In the Colombian case, the Constitutional Court studies two papers. One presented by Judge Alberto Rojas and the other by Judge Antonio José Lizarazo, which is supported by the arguments presented by the Just Cause movement. The two papers have different arguments, but both are in favor of suppressing the crime of abortion from the Penal Code. According to the accounts, there would be four votes already fixed of the five that are needed to obtain a majority of five against four. Will we get that vote that we lack? I hope so.
Until now, the decriminalization of abortion has been partial and in most of the world it has been done through two mechanisms. The first is through the imposition of deadlines, which is the term established by law for the woman to have an abortion. In Europe, a woman can have an abortion before week 12. The same happens in Uruguay and Argentina. In Texas, the timeframe has just been shortened to six weeks, which is the same as banning abortion, because many women don’t know they are pregnant at six weeks.
In Colombia there is no deadline system, but there is a system for the grounds, which were established since 2006 and which allow abortion in three specific cases: when the pregnancy was the product of rape, when the mother is in danger of death and when the fetus has malformations. However, in the case of deadlines and grounds, the crime of abortion is still in force. In other words, if the woman aborts outside the deadlines or the grounds, she incurs a crime and can go to jail.
That is why it is necessary to totally decriminalize abortion. Because it is the only way for women to decide without facing criminal consequences.
The fact that today women can abort in three specific cases is an advance in terms of rights. However, it is not enough. These three causes have not made life easier for the most vulnerable women because many of them have ended up aborting in inappropriate places or having unwanted children. They continue to imprison women who abort and those who meet the requirements for the reasons are denied in many cases the procedure because doctors and hospitals invoke conscientious objection. Behind the scenes, the Catholic Church with its double standards and the evangelicals is haunting us. They want to keep us in the fold, but they can’t anymore.

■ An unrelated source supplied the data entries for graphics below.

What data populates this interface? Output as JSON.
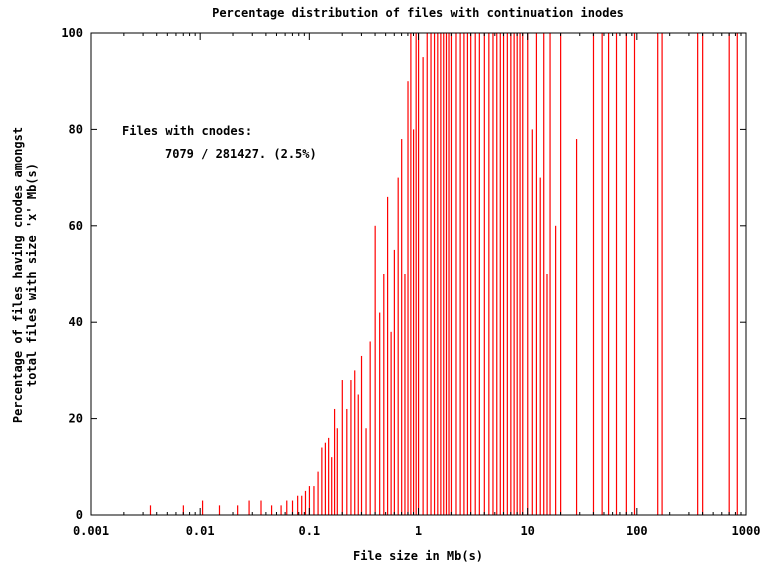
{
  "chart_data": {
    "type": "bar",
    "title": "Percentage distribution of files with continuation inodes",
    "xlabel": "File size in Mb(s)",
    "ylabel": [
      "Percentage of files having cnodes amongst",
      "total files with size 'x' Mb(s)"
    ],
    "xscale": "log",
    "xlim": [
      0.001,
      1000
    ],
    "ylim": [
      0,
      100
    ],
    "grid": false,
    "legend": "none",
    "bar_color": "#ff0000",
    "x_ticks": [
      {
        "value": 0.001,
        "label": "0.001"
      },
      {
        "value": 0.01,
        "label": "0.01"
      },
      {
        "value": 0.1,
        "label": "0.1"
      },
      {
        "value": 1,
        "label": "1"
      },
      {
        "value": 10,
        "label": "10"
      },
      {
        "value": 100,
        "label": "100"
      },
      {
        "value": 1000,
        "label": "1000"
      }
    ],
    "y_ticks": [
      {
        "value": 0,
        "label": "0"
      },
      {
        "value": 20,
        "label": "20"
      },
      {
        "value": 40,
        "label": "40"
      },
      {
        "value": 60,
        "label": "60"
      },
      {
        "value": 80,
        "label": "80"
      },
      {
        "value": 100,
        "label": "100"
      }
    ],
    "annotations": [
      "Files with cnodes:",
      "7079 / 281427. (2.5%)"
    ],
    "x": [
      0.0035,
      0.007,
      0.0105,
      0.015,
      0.022,
      0.028,
      0.036,
      0.045,
      0.055,
      0.062,
      0.07,
      0.078,
      0.085,
      0.092,
      0.1,
      0.11,
      0.12,
      0.13,
      0.14,
      0.15,
      0.16,
      0.17,
      0.18,
      0.2,
      0.22,
      0.24,
      0.26,
      0.28,
      0.3,
      0.33,
      0.36,
      0.4,
      0.44,
      0.48,
      0.52,
      0.56,
      0.6,
      0.65,
      0.7,
      0.75,
      0.8,
      0.85,
      0.9,
      0.95,
      1.0,
      1.1,
      1.2,
      1.3,
      1.4,
      1.5,
      1.6,
      1.7,
      1.8,
      1.9,
      2.0,
      2.2,
      2.4,
      2.6,
      2.8,
      3.0,
      3.3,
      3.6,
      4.0,
      4.4,
      4.8,
      5.2,
      5.6,
      6.0,
      6.5,
      7.0,
      7.5,
      8.0,
      8.5,
      9.0,
      10.0,
      11.0,
      12.0,
      13.0,
      14.0,
      15.0,
      16.0,
      18.0,
      20.0,
      28.0,
      40.0,
      48.0,
      55.0,
      65.0,
      80.0,
      95.0,
      155.0,
      170.0,
      360.0,
      400.0,
      700.0,
      830.0
    ],
    "values": [
      2,
      2,
      3,
      2,
      2,
      3,
      3,
      2,
      2,
      3,
      3,
      4,
      4,
      5,
      6,
      6,
      9,
      14,
      15,
      16,
      12,
      22,
      18,
      28,
      22,
      28,
      30,
      25,
      33,
      18,
      36,
      60,
      42,
      50,
      66,
      38,
      55,
      70,
      78,
      50,
      90,
      100,
      80,
      100,
      100,
      95,
      100,
      100,
      100,
      100,
      100,
      100,
      100,
      100,
      100,
      100,
      100,
      100,
      100,
      100,
      100,
      100,
      100,
      100,
      100,
      100,
      100,
      100,
      100,
      100,
      100,
      100,
      100,
      100,
      100,
      80,
      100,
      70,
      100,
      50,
      100,
      60,
      100,
      78,
      100,
      100,
      100,
      100,
      100,
      100,
      100,
      100,
      100,
      100,
      100,
      100
    ]
  }
}
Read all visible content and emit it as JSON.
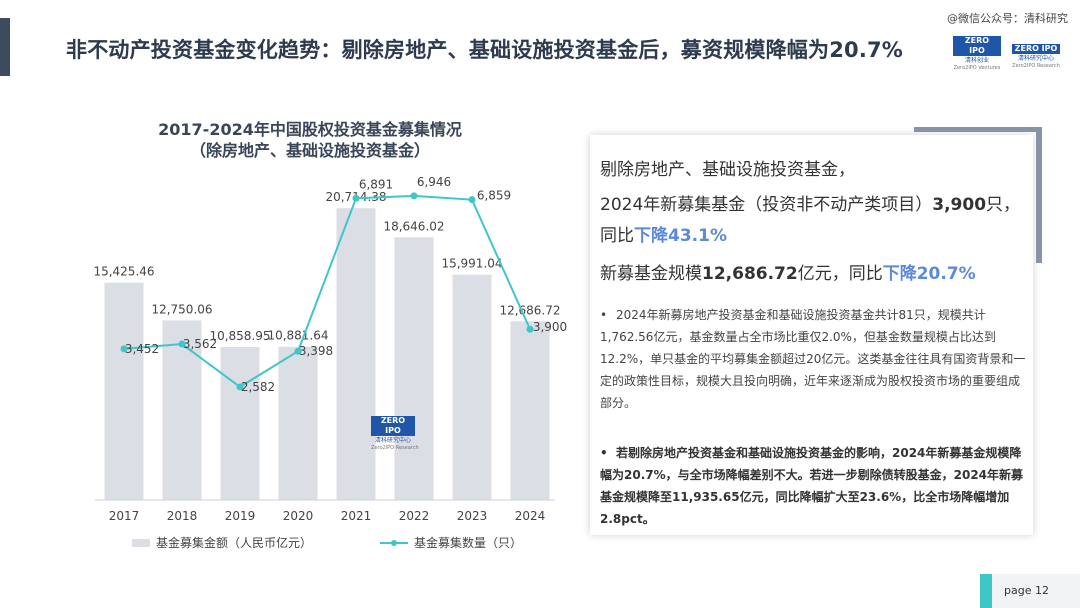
{
  "header": {
    "title": "非不动产投资基金变化趋势：剔除房地产、基础设施投资基金后，募资规模降幅为20.7%",
    "watermark": "@微信公众号：清科研究",
    "logo1_badge": "ZERO IPO",
    "logo1_sub": "清科创业",
    "logo1_sub2": "Zero2IPO Ventures",
    "logo2_badge": "ZERO IPO",
    "logo2_sub": "清科研究中心",
    "logo2_sub2": "Zero2IPO Research"
  },
  "chart_data": {
    "type": "bar",
    "title": "2017-2024年中国股权投资基金募集情况",
    "subtitle": "（除房地产、基础设施投资基金）",
    "categories": [
      "2017",
      "2018",
      "2019",
      "2020",
      "2021",
      "2022",
      "2023",
      "2024"
    ],
    "series": [
      {
        "name": "基金募集金额（人民币亿元）",
        "type": "bar",
        "color": "#dcdee6",
        "values": [
          15425.46,
          12750.06,
          10858.95,
          10881.64,
          20714.38,
          18646.02,
          15991.04,
          12686.72
        ],
        "labels": [
          "15,425.46",
          "12,750.06",
          "10,858.95",
          "10,881.64",
          "20,714.38",
          "18,646.02",
          "15,991.04",
          "12,686.72"
        ]
      },
      {
        "name": "基金募集数量（只）",
        "type": "line",
        "color": "#3ec6c9",
        "values": [
          3452,
          3562,
          2582,
          3398,
          6891,
          6946,
          6859,
          3900
        ],
        "labels": [
          "3,452",
          "3,562",
          "2,582",
          "3,398",
          "6,891",
          "6,946",
          "6,859",
          "3,900"
        ]
      }
    ],
    "bar_ylim": [
      0,
      23000
    ],
    "line_ylim": [
      0,
      7400
    ],
    "legend": "bottom",
    "grid": false,
    "watermark_badge": "ZERO IPO",
    "watermark_sub": "清科研究中心",
    "watermark_sub2": "Zero2IPO Research"
  },
  "panel": {
    "line1": "剔除房地产、基础设施投资基金，",
    "line2_a": "2024年新募集基金（投资非不动产类项目）",
    "line2_b": "3,900",
    "line2_c": "只，",
    "line3_a": "同比",
    "line3_b": "下降43.1%",
    "line4_a": "新募基金规模",
    "line4_b": "12,686.72",
    "line4_c": "亿元，同比",
    "line4_d": "下降20.7%",
    "bullet1": "2024年新募房地产投资基金和基础设施投资基金共计81只，规模共计1,762.56亿元，基金数量占全市场比重仅2.0%，但基金数量规模占比达到12.2%，单只基金的平均募集金额超过20亿元。这类基金往往具有国资背景和一定的政策性目标，规模大且投向明确，近年来逐渐成为股权投资市场的重要组成部分。",
    "bullet2": "若剔除房地产投资基金和基础设施投资基金的影响，2024年新募基金规模降幅为20.7%，与全市场降幅差别不大。若进一步剔除债转股基金，2024年新募基金规模降至11,935.65亿元，同比降幅扩大至23.6%，比全市场降幅增加2.8pct。",
    "bullet_mark": "•"
  },
  "footer": {
    "page_label": "page 12"
  }
}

It is also clear to me that the decriminalization of abortion in Colombia can only come through the Courts and not through Congress. The majority of the congressmen represent that patriarchal and macho country that looks to the navel; the same one that is defined as pro-life but that is unfazed by the massacres, or the extrajudicial executions that have been our daily bread.
Politicians, whether from the right or the left, have wanted to avoid the issue and have approached it with tweezers. Right-wing candidate María Fernanda Cabal says that no woman should go to jail for having an abortion, but she does not agree with the total decriminalization of abortion. She is satisfied with the three causes. Gustavo Petro, the left-wing candidate leading the polls, says that no woman should go to jail and proposes a “zero abortion” policy that has been understood by many feminists as a call for sexual abstinence.
To all of them, the politicians of the left, those of the center and those of the right must be notified: the time in which they ruled over our bodies is over. And if you have not understood, I repeat it: it is time for you to remove the rosaries from our ovaries. No more.